DWP has gone one step further by integrating the office's lighting system with the screen. When the screen is down and there is little natural light in the room, the artificial lights come on. This system was jointly undertaken with a French company called Somfy — a world leader in the automatic control of openings and closures in homes and buildings.
"We partnered them and collected data on the cost of energy, health and the staff's happiness. We found that after we installed this, we had a significant reduction in the cost of energy. We were using less light and air-conditioning. We also had a significant drop in people taking sick leave," Zaki says.
On the cost of using sustainable features in a development, Zaki says, "If you want to analyse the cost, you can always say that implementing something sustainable can be more expensive — but isn't using marble or granite, or other fancy materials, expensive too? And these materials aren't necessarily sustainable, are they?" he says.
It is true that sustainable features can increase your cost by 5% to 15%, but according to Zaki, they also reduce operating costs significantly. "If you can have a payback period of three to five years, it makes good economic sense to adopt sustainable designs,"
Zaki says that regionally, Singapore and Malaysia have shown the most commitment in terms of sustainability, followed closely by Thailand, Vietnam and Indonesia.

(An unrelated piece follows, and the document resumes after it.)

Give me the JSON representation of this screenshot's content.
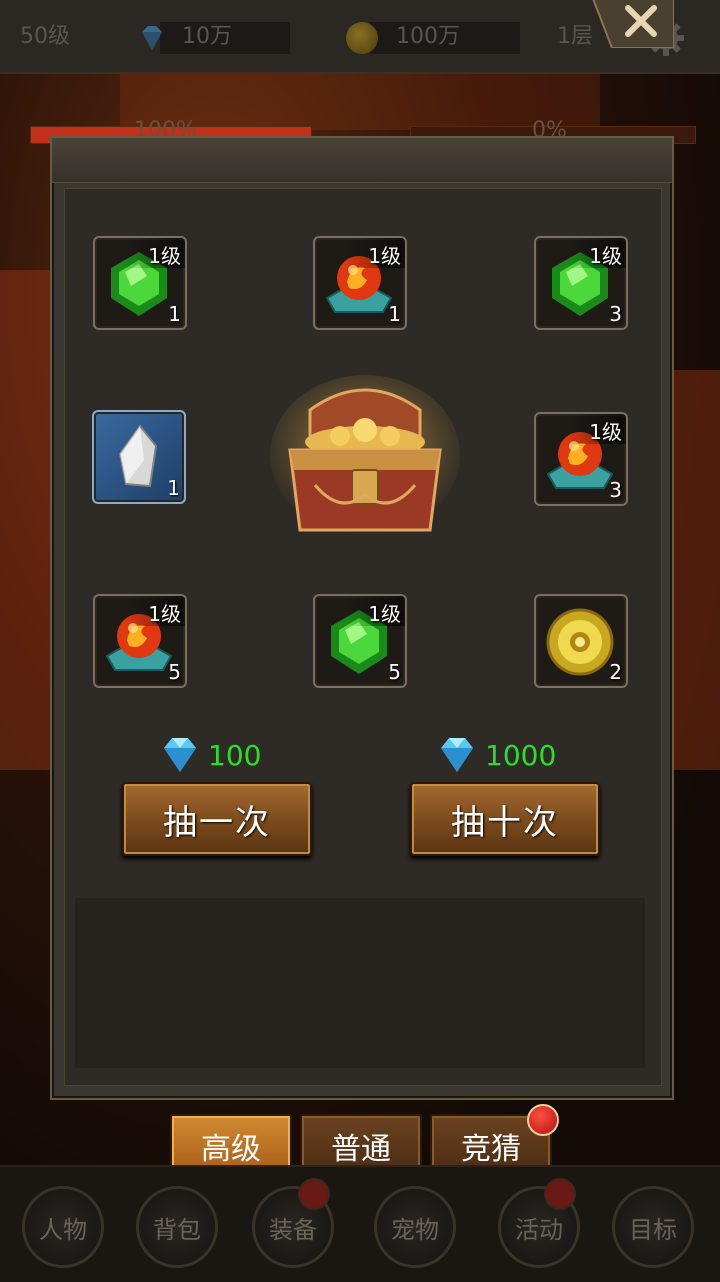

The challenge is to increase awareness, and Zaki believes more and more people are becoming aware about sustainability, especially the younger generation.
"They are becoming more aware about the importance of climate change and the need for sustainable design. They may not say it loudly, but when they make a choice, sustainability is one of the options considered," he says.
This story first appeared in The Edge weekly edition of July 8-14, 2013.